RDC : Au moins deux morts dans les marches anti-Kabila
- Le bilan dénombre aussi 47 blessés et plus de 100 arrestations sur l'ensemble du territoire congolaisLassaad Ben Ahmed
26 Février 2018•Mise à jour: 26 Février 2018
KinshasaAA / Kinshasa / Pascal Mulegwa
Au moins deux personnes ont été tuées, dimanche, en République démocratique du Congo (RDC), lors des marches catholiques contre le président Joseph Kabila en dépit de consignes officielles données aux forces de sécurité de ne pas tirer sur les manifestants, selon l’ONU.
Les deux personnes ont été tuées dans la capitale Kinshasa et à Mbandaka dans la province de l’Equateur (Ouest) d’après l’ONU, rapportant également dans un communiqué publié dimanche soir : 47 blessés et plus de 100 arrestations sur l'ensemble du territoire congolais.
La personne tuée à Kinshasa est un homme d'une trentaine d'années et militant d'un mouvement citoyen Anti-Kabila, atteint par balles dans une paroisse dans la commune de Lemba, a constaté le correspondant d'Anadolu.
"La Représentante spéciale du Secrétaire général des Nations Unies et cheffe de la Monusco appelle les autorités congolaises à mener des enquêtes crédibles sur ces incidents et à prendre les sanctions appropriées", souligne un communiqué de la mission onusienne e RDC (Monusco).

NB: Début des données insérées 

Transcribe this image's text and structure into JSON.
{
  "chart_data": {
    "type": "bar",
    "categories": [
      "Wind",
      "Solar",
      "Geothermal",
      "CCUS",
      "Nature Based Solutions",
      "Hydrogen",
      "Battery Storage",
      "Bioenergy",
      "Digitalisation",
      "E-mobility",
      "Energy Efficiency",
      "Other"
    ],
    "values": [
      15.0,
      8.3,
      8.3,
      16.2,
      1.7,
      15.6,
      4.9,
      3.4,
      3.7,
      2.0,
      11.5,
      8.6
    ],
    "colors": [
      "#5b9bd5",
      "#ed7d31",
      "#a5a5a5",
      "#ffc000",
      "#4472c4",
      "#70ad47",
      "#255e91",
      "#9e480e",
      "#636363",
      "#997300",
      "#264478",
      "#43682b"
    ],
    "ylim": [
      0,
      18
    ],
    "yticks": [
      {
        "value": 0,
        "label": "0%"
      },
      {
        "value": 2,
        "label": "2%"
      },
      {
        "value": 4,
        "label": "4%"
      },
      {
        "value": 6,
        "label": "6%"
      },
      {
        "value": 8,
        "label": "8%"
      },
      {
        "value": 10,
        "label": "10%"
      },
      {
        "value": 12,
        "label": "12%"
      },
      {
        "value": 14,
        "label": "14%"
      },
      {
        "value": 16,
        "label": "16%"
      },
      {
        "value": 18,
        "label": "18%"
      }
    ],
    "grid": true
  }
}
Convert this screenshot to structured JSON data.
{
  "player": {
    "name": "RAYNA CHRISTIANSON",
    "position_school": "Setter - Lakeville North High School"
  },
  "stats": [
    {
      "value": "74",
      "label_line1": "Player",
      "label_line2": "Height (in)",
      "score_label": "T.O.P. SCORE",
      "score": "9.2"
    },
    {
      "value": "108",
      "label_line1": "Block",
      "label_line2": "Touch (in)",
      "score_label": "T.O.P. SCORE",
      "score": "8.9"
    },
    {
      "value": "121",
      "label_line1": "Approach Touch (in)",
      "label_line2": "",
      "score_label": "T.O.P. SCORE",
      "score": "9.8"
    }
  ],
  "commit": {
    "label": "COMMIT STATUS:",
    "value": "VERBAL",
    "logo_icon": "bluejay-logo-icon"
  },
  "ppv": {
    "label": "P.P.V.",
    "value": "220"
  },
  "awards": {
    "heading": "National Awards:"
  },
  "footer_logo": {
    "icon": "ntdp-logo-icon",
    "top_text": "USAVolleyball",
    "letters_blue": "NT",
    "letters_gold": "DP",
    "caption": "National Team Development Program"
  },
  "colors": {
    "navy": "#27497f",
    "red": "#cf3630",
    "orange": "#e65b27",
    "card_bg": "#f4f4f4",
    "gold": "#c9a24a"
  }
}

A l’origine de cette troisième mobilisation contre Kabila, le Comité laïc de coordination (CLC), Collectif catholique reconnu par l’épiscopat et le Saint-Siège, a fait état de trois morts dont deux dans la capitale Kinshasa et un à Mbandaka.
"Il n’y aura pas de répit pour le pouvoir en place, tant que nous n’aurons pas retrouvé notre dignité", ont déclaré les responsables de ce collectif dans un communiqué publié dimanche soir.
Initiées pour exiger du président Joseph Kabila une déclaration solennelle qu’il ne briguera pas un troisième mandat, ces manifestations ont été réprimées, dimanche, dans plusieurs villes congolaises par la police, tirant des balles réelles et et du gaz lacrymogènes.
A Kisangani, capitale de la province de Tshopo dans le Nord-est du pays, Trois prêtres ont été interpellés par les forces de l’ordre et deux manifestants ont été blessés par balles, selon l’Eglise.
A Lubumbashi dans le Sud-est, des fidèles catholiques ont été gazés par la police qui a interpellé plusieurs manifestants, selon la société civile.
A quelques minutes du début ( vers 07h GMT) de ces marches interdites, les autorités ont ordonné la coupure d’Internet et des messageries mobiles (SMS). La mesure a été levée dans la soirée, a constaté le correspondant d’Anadolu.
La chef de la mission onusienne en RDC, Leila Zerrougui a rappelé à toutes les parties prenantes de "faire preuve de retenue et ne pas recourir à la violence", selon le communiqué de dimanche soir.
Elle a appelé le pouvoir à "respecter les droits du peuple congolais à la liberté d’expression et au droit de manifester pacifiquement".
Grant pays au coeur de l'Afrique, la RDC est empêtrée dans une crise aggravée par le maintien au pouvoir du président Joseph Kabila conformément à une interprétation controversée de la Constitution qui l'enjoint de ne quitter le pouvoir qu'après l'investiture de son successeur "élu".
Des élections ( présidentielle, législatives nationales et provinciales) ont été programmées pour le 23 Décembre 2018.